What’s happening under the hood — the stuff that explains why AI behaves the way it does.


There is no persistent “you”

The AI doesn’t remember you. Every conversation starts fresh unless something is explicitly carrying context forward (memory features, project files, a shared repo, a system prompt). The instance you talked to yesterday shares training with today’s — not experience. “As we discussed” doesn’t land the way it would with a human colleague.

It predicts the next token. That’s it.

Everything the model does is: look at everything in the context window, predict the most likely next token, repeat. This sounds reductive but it has real implications:

The “Lost in the Middle” effect

AI pays most attention to the beginning and end of a conversation. Critical instructions buried in the middle of a long transcript get deprioritised in favour of whatever was said first and last. If something matters, put it at the top — or repeat it at the bottom.

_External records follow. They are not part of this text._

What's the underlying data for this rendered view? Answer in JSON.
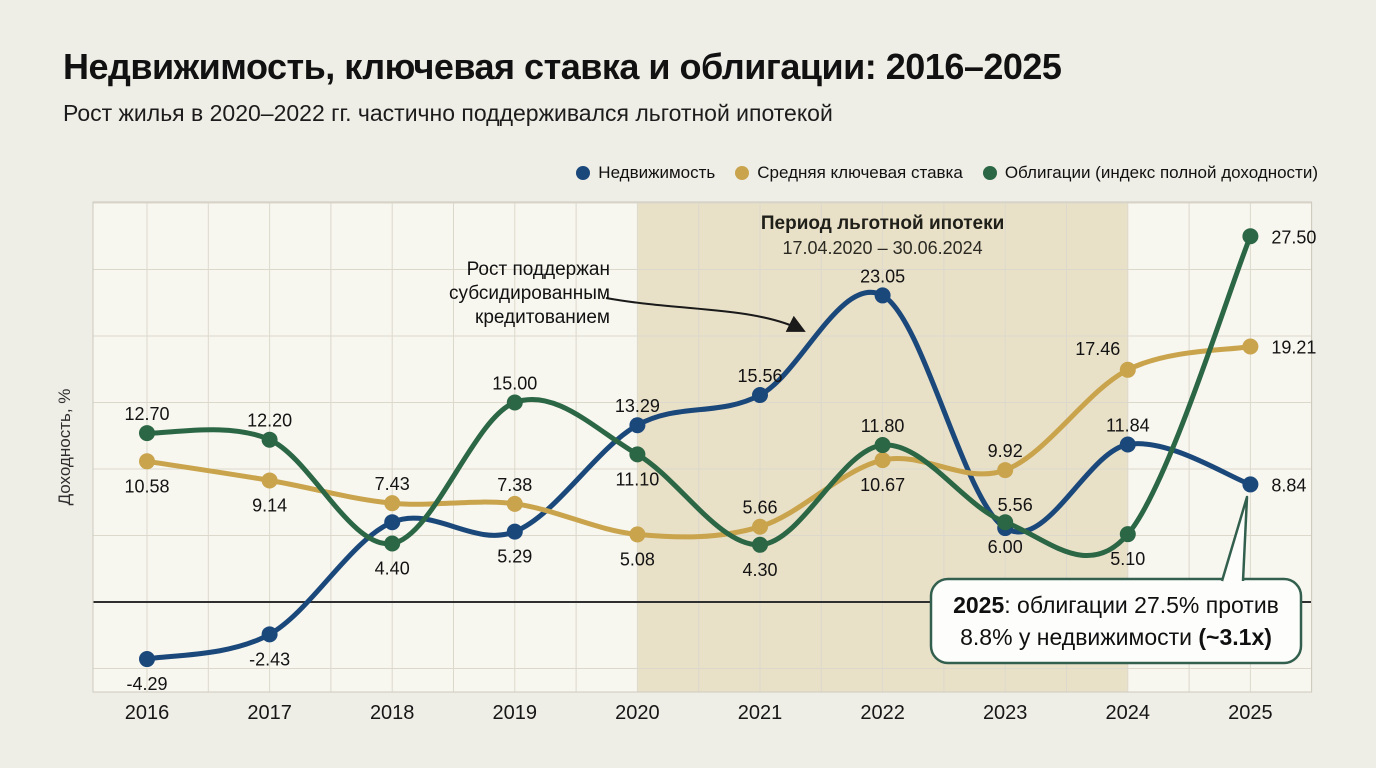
{
  "page": {
    "title": "Недвижимость, ключевая ставка и облигации: 2016–2025",
    "subtitle": "Рост жилья в 2020–2022 гг. частично поддерживался льготной ипотекой"
  },
  "legend": {
    "items": [
      {
        "label": "Недвижимость",
        "color": "#1b487b"
      },
      {
        "label": "Средняя ключевая ставка",
        "color": "#c9a44c"
      },
      {
        "label": "Облигации (индекс полной доходности)",
        "color": "#2b6645"
      }
    ]
  },
  "chart_data": {
    "type": "line",
    "x": [
      2016,
      2017,
      2018,
      2019,
      2020,
      2021,
      2022,
      2023,
      2024,
      2025
    ],
    "x_tick_labels": [
      "2016",
      "2017",
      "2018",
      "2019",
      "2020",
      "2021",
      "2022",
      "2023",
      "2024",
      "2025"
    ],
    "xlabel": "",
    "ylabel": "Доходность, %",
    "ylim": [
      -6.8,
      30.1
    ],
    "grid": {
      "y_step": 5,
      "x_minor_per_year": 2,
      "zero_line": true
    },
    "legend_position": "top-right",
    "series": [
      {
        "name": "Недвижимость",
        "color": "#1b487b",
        "values": [
          -4.29,
          -2.43,
          6.0,
          5.29,
          13.29,
          15.56,
          23.05,
          5.56,
          11.84,
          8.84
        ],
        "labels": [
          "-4.29",
          "-2.43",
          null,
          "5.29",
          "13.29",
          "15.56",
          "23.05",
          "5.56",
          "11.84",
          "8.84"
        ],
        "label_pos": [
          "below",
          "below",
          null,
          "below",
          "above",
          "above",
          "above",
          "above-right",
          "above",
          "right"
        ]
      },
      {
        "name": "Средняя ключевая ставка",
        "color": "#c9a44c",
        "values": [
          10.58,
          9.14,
          7.43,
          7.38,
          5.08,
          5.66,
          10.67,
          9.92,
          17.46,
          19.21
        ],
        "labels": [
          "10.58",
          "9.14",
          "7.43",
          "7.38",
          "5.08",
          "5.66",
          "10.67",
          "9.92",
          "17.46",
          "19.21"
        ],
        "label_pos": [
          "below",
          "below",
          "above",
          "above",
          "below",
          "above",
          "below",
          "above",
          "above-left",
          "right"
        ]
      },
      {
        "name": "Облигации (индекс полной доходности)",
        "color": "#2b6645",
        "values": [
          12.7,
          12.2,
          4.4,
          15.0,
          11.1,
          4.3,
          11.8,
          6.0,
          5.1,
          27.5
        ],
        "labels": [
          "12.70",
          "12.20",
          "4.40",
          "15.00",
          "11.10",
          "4.30",
          "11.80",
          "6.00",
          "5.10",
          "27.50"
        ],
        "label_pos": [
          "above",
          "above",
          "below",
          "above",
          "below",
          "below",
          "above",
          "below",
          "below",
          "right"
        ]
      }
    ],
    "shaded_region": {
      "x_from": 2020,
      "x_to": 2024,
      "color": "#e9e0c8",
      "title": "Период льготной ипотеки",
      "subtitle": "17.04.2020 – 30.06.2024"
    },
    "annotation": {
      "text": "Рост поддержан субсидированным кредитованием"
    },
    "callout": {
      "line1_bold": "2025",
      "line1_rest": ": облигации 27.5% против",
      "line2_pre": "8.8% у недвижимости ",
      "line2_bold": "(~3.1x)",
      "border_color": "#33604e"
    }
  }
}
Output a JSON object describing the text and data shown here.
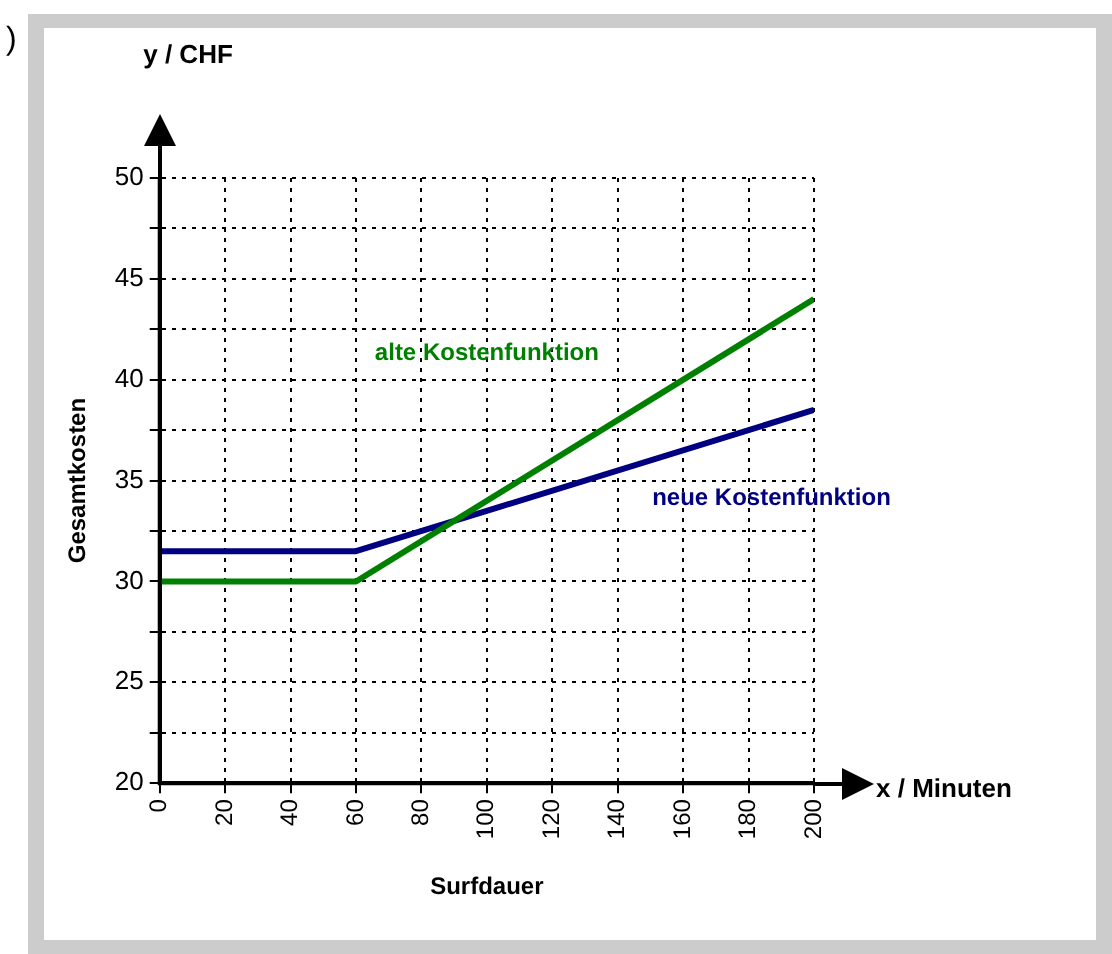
{
  "chart_data": {
    "type": "line",
    "xlabel": "Surfdauer",
    "ylabel": "Gesamtkosten",
    "x": [
      0,
      60,
      200
    ],
    "series": [
      {
        "name": "alte Kostenfunktion",
        "color": "#008000",
        "values": [
          30,
          30,
          44
        ]
      },
      {
        "name": "neue Kostenfunktion",
        "color": "#000080",
        "values": [
          31.5,
          31.5,
          38.5
        ]
      }
    ],
    "xlim": [
      0,
      200
    ],
    "xticks": [
      0,
      20,
      40,
      60,
      80,
      100,
      120,
      140,
      160,
      180,
      200
    ],
    "ylim": [
      20,
      50
    ],
    "yticks": [
      20,
      {
        "value": 22.5,
        "label": null
      },
      25,
      {
        "value": 27.5,
        "label": null
      },
      30,
      {
        "value": 32.5,
        "label": null
      },
      35,
      {
        "value": 37.5,
        "label": null
      },
      40,
      {
        "value": 42.5,
        "label": null
      },
      45,
      {
        "value": 47.5,
        "label": null
      },
      50
    ],
    "grid": true,
    "marker": "none",
    "line_style": "solid",
    "annotations": [
      "y / CHF",
      "x / Minuten",
      ")"
    ]
  }
}
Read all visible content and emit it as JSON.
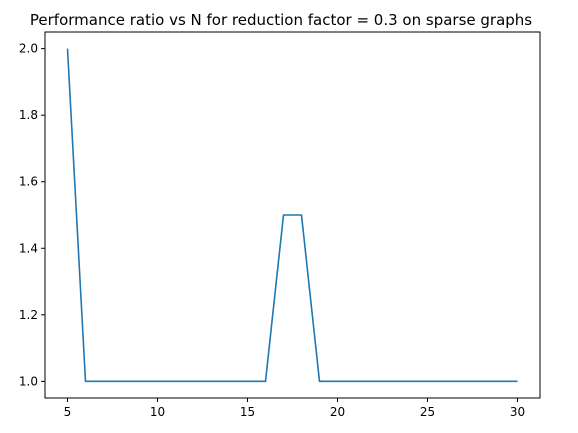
{
  "chart_data": {
    "type": "line",
    "title": "Performance ratio vs N for reduction factor = 0.3 on sparse graphs",
    "xlabel": "",
    "ylabel": "",
    "xlim": [
      3.75,
      31.25
    ],
    "ylim": [
      0.95,
      2.05
    ],
    "xticks": [
      5,
      10,
      15,
      20,
      25,
      30
    ],
    "xtick_labels": [
      "5",
      "10",
      "15",
      "20",
      "25",
      "30"
    ],
    "yticks": [
      1.0,
      1.2,
      1.4,
      1.6,
      1.8,
      2.0
    ],
    "ytick_labels": [
      "1.0",
      "1.2",
      "1.4",
      "1.6",
      "1.8",
      "2.0"
    ],
    "grid": false,
    "series": [
      {
        "color": "#1f77b4",
        "x": [
          5,
          6,
          7,
          8,
          9,
          10,
          11,
          12,
          13,
          14,
          15,
          16,
          17,
          18,
          19,
          20,
          21,
          22,
          23,
          24,
          25,
          26,
          27,
          28,
          29,
          30
        ],
        "y": [
          2.0,
          1.0,
          1.0,
          1.0,
          1.0,
          1.0,
          1.0,
          1.0,
          1.0,
          1.0,
          1.0,
          1.0,
          1.5,
          1.5,
          1.0,
          1.0,
          1.0,
          1.0,
          1.0,
          1.0,
          1.0,
          1.0,
          1.0,
          1.0,
          1.0,
          1.0
        ]
      }
    ]
  }
}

The context window is RAM, not a notebook

The context window is finite short-term memory. When a conversation gets long, early content gets compressed or dropped entirely. If you’ve been working on something for two hours, start a new chat for the next phase. The old chat isn’t a record — it’s brain fog.

It doesn’t know what it doesn’t know

AI will produce confident, plausible-sounding nonsense about things outside its training or past its knowledge cutoff. It’s not that it’s choosing to bluff — the probability of generating “I don’t know” has to be genuinely high for it to say that. By default, it fills gaps fluently. Fluency is not correctness.

Ask it to cite a 1972 paper that doesn’t exist and it may invent a convincing-looking DOI, because the pattern “Author + Year + Journal” is strong in its training. Invite it to be uncertain: “If you’re not sure, say so.”

It is not a calculator

AI can do maths, but it’s a language model first. When calculations get complex it can “hallucinate” a digit mid-chain with complete confidence. Always independently verify any number that actually matters — financials, statistics, measurements, dates.

Generic input produces generic output

If the output is generic, the input was probably generic. The AI isn’t being lazy or withholding the good stuff — it’s being literal. “Vague in, confidently wrong out” is sneakier and more dangerous than “garbage in, garbage out.”

It can only see what you type

No screen. No file system. No mind-reading. If you’re looking at something on another tab and you say “fix it” — fix what? It has no idea. Paste the thing.